Enabling people to get involved with the woodlands on their doorstep is a fundamental part of our work here at the National Forest. Hundreds of woodlands have been created in these 200 square miles over the last 30 years, and many of the trees are now high above our heads, at the stage where the woodlands need to be managed. Management includes pruning and thinning the trees, taking out some to give others space, and to let more sunlight through to the forest floor to encourage wildflowers and insects. By managing the woods, people can create useful products such as fencing materials, firewood, stakes, charcoal, and craft materials. 

The vision behind the creation of the Forest was that people who live here would feel truly part of the Forest, so we are always keen to support and encourage community woodland management groups. Setting this network up in partnership with the Woodland Trust – who own over 20 woodlands in the Forest – is an exciting development. 

Laura Wigg-Bailey, a professional fund-raiser within the heritage and environmental sector, offered advice and led a discussion on “getting funding fit”. Laura emphasised the need for voluntary groups to have the right constitution and governance in place before they apply for grant funding if they wish to be successful. In a wide-ranging talk in the warmth of the Whistlewood roundhouse, Community Woods Network volunteers shared experiences around getting their group on the funding ladder and explored every method from crowd-funding and matched funding to freecycling and scrounging. 

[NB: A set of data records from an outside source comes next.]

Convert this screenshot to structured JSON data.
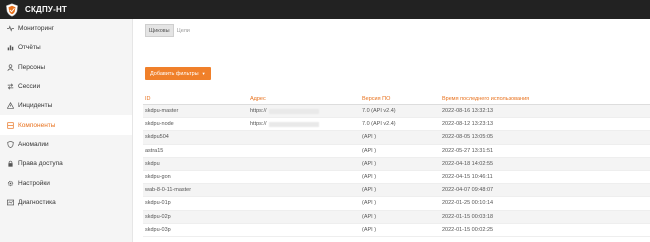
{
  "app": {
    "title": "СКДПУ-НТ"
  },
  "sidebar": {
    "items": [
      {
        "label": "Мониторинг",
        "icon": "pulse-icon"
      },
      {
        "label": "Отчёты",
        "icon": "chart-icon"
      },
      {
        "label": "Персоны",
        "icon": "user-icon"
      },
      {
        "label": "Сессии",
        "icon": "arrows-icon"
      },
      {
        "label": "Инциденты",
        "icon": "warning-icon"
      },
      {
        "label": "Компоненты",
        "icon": "components-icon",
        "active": true
      },
      {
        "label": "Аномалии",
        "icon": "shield-icon"
      },
      {
        "label": "Права доступа",
        "icon": "lock-icon"
      },
      {
        "label": "Настройки",
        "icon": "gear-icon"
      },
      {
        "label": "Диагностика",
        "icon": "diagnostics-icon"
      }
    ]
  },
  "tabs": [
    "Щиковы",
    "Цели"
  ],
  "add_filter_label": "Добавить фильтры",
  "table": {
    "headers": [
      "ID",
      "Адрес",
      "Версия ПО",
      "Время последнего использования"
    ],
    "rows": [
      {
        "id": "skdpu-master",
        "address": "https://",
        "version": "7.0 (API v2.4)",
        "last_used": "2022-08-16 13:32:13"
      },
      {
        "id": "skdpu-node",
        "address": "https://",
        "version": "7.0 (API v2.4)",
        "last_used": "2022-08-12 13:23:13"
      },
      {
        "id": "skdpu504",
        "address": "",
        "version": "(API )",
        "last_used": "2022-08-05 13:05:05"
      },
      {
        "id": "astra15",
        "address": "",
        "version": "(API )",
        "last_used": "2022-05-27 13:31:51"
      },
      {
        "id": "skdpu",
        "address": "",
        "version": "(API )",
        "last_used": "2022-04-18 14:02:55"
      },
      {
        "id": "skdpu-gon",
        "address": "",
        "version": "(API )",
        "last_used": "2022-04-15 10:46:11"
      },
      {
        "id": "wab-8-0-11-master",
        "address": "",
        "version": "(API )",
        "last_used": "2022-04-07 09:48:07"
      },
      {
        "id": "skdpu-01p",
        "address": "",
        "version": "(API )",
        "last_used": "2022-01-25 00:10:14"
      },
      {
        "id": "skdpu-02p",
        "address": "",
        "version": "(API )",
        "last_used": "2022-01-15 00:03:18"
      },
      {
        "id": "skdpu-03p",
        "address": "",
        "version": "(API )",
        "last_used": "2022-01-15 00:02:25"
      }
    ]
  },
  "colors": {
    "accent": "#e8711c",
    "button": "#f0802a",
    "topbar": "#222222"
  }
}
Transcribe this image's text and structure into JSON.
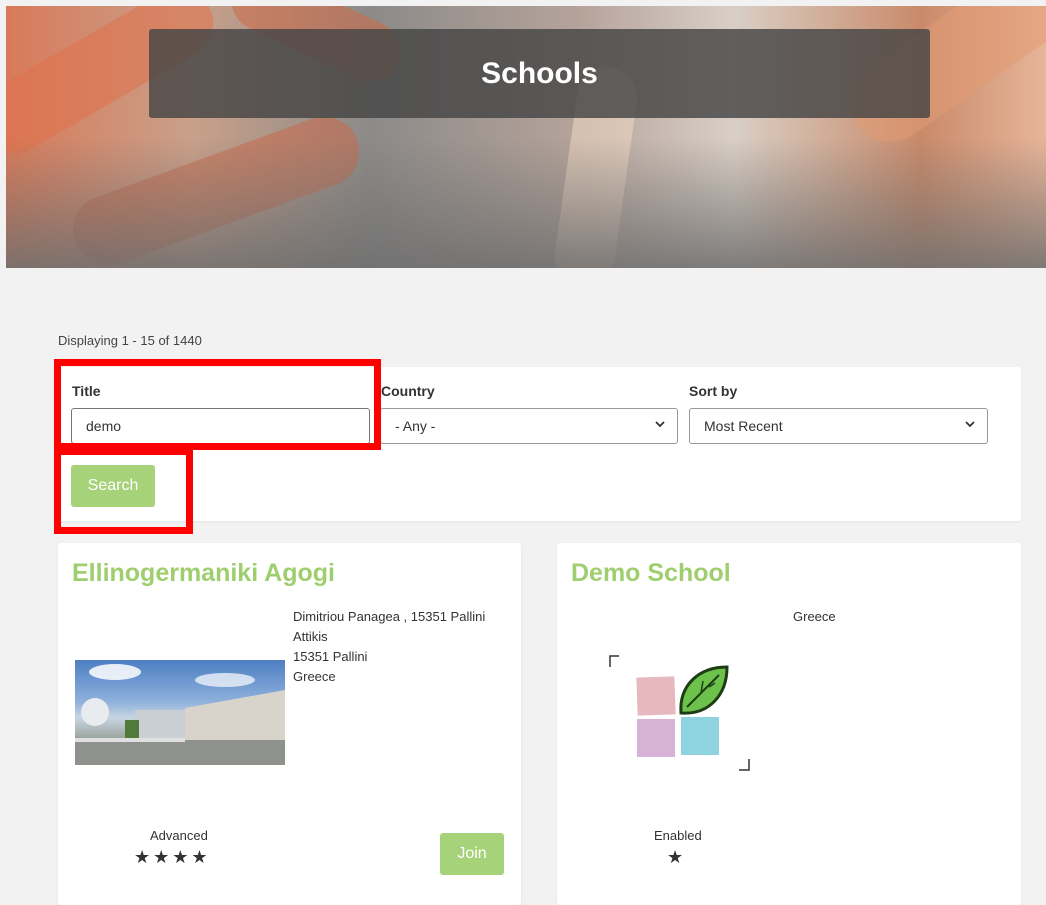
{
  "hero": {
    "title": "Schools"
  },
  "results": {
    "count_text": "Displaying 1 - 15 of 1440"
  },
  "filters": {
    "title_label": "Title",
    "title_value": "demo",
    "country_label": "Country",
    "country_value": "- Any -",
    "sort_label": "Sort by",
    "sort_value": "Most Recent",
    "search_label": "Search"
  },
  "cards": [
    {
      "name": "Ellinogermaniki Agogi",
      "address_lines": [
        "Dimitriou Panagea , 15351 Pallini",
        "Attikis",
        "15351 Pallini",
        "Greece"
      ],
      "level": "Advanced",
      "stars": "★★★★",
      "stars_count": 4,
      "join_label": "Join",
      "image": "school-building-photo"
    },
    {
      "name": "Demo School",
      "country": "Greece",
      "level": "Enabled",
      "stars": "★",
      "stars_count": 1,
      "image": "school-logo-leaf"
    }
  ],
  "colors": {
    "accent_green": "#a6d27a",
    "title_green": "#9fce6e",
    "highlight_red": "#ff0000"
  }
}
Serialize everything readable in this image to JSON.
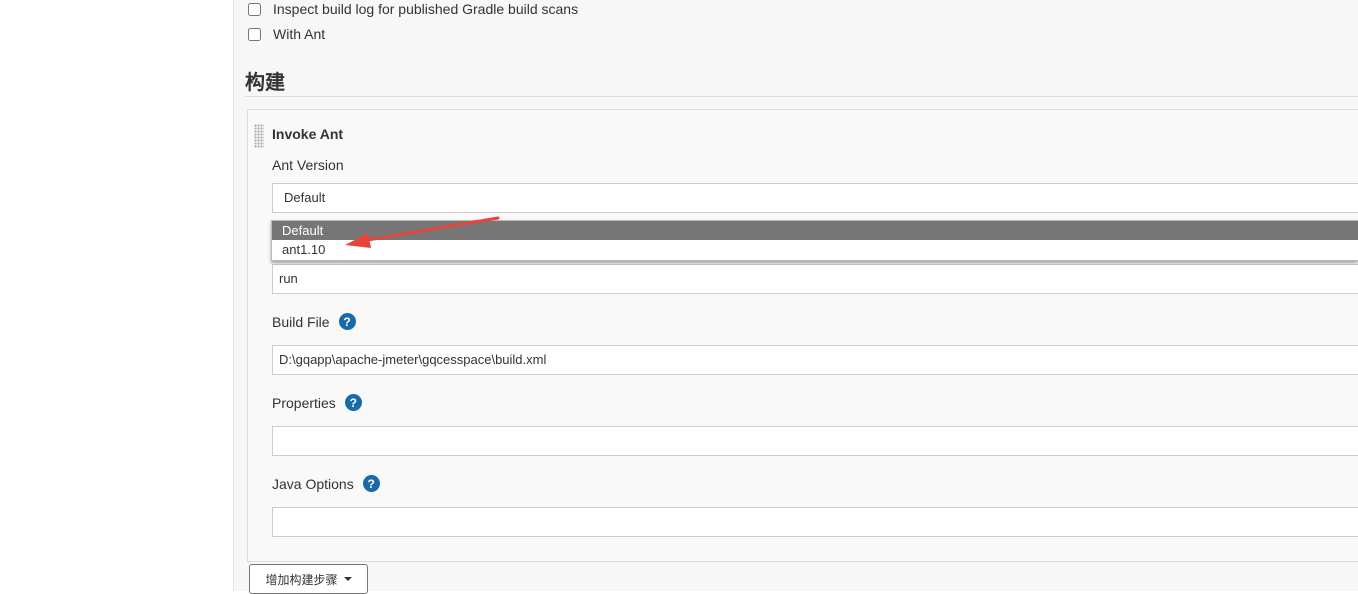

PC Paul Russell from the Derbyshire Police Rural Crime Team gave a fascinating talk covering every aspect of his team’s expansive role. Topics included poaching, hare-coursing, vehicle and equipment theft and prevention, and legislation on protected species. PC Russell was keen to reach out to volunteer groups working within the rural environment whom he sees as additional “eyes and ears” for the Rural Crime Team. He spent considerable time talking to delegates about what they could expect from their police force and how they could assist, including some novel and cost-effective ways to deter vandalism and theft on rural sites.

Lunchtime was blessed with warm sunshine and delegates were able to enjoy a picnic lunch outside the roundhouse while the networking continued. An impromptu swap-shop was set up where several groups were able to share resources. It is hoped that this will continue through the group’s social media and at future events.

The afternoon session was a round-table discussion on the recruitment, training and retention of volunteers led by Zoe Sewter of the National Forest Company and Rachael Cranch of The Woodland Trust. Members from established groups were able to use this as a forum to share experiences and advice with recently formed groups or those wishing to set up. 

The day was rounded off with a guided walk of the site which demonstrated the scope of Whistlewood’s achievement and vision. It included a visit to the roundhouse, shelter and outdoor kitchen, the forest school area, forest garden, proposed community garden and orchards where delegates were actively encouraged to help themselves to fruit.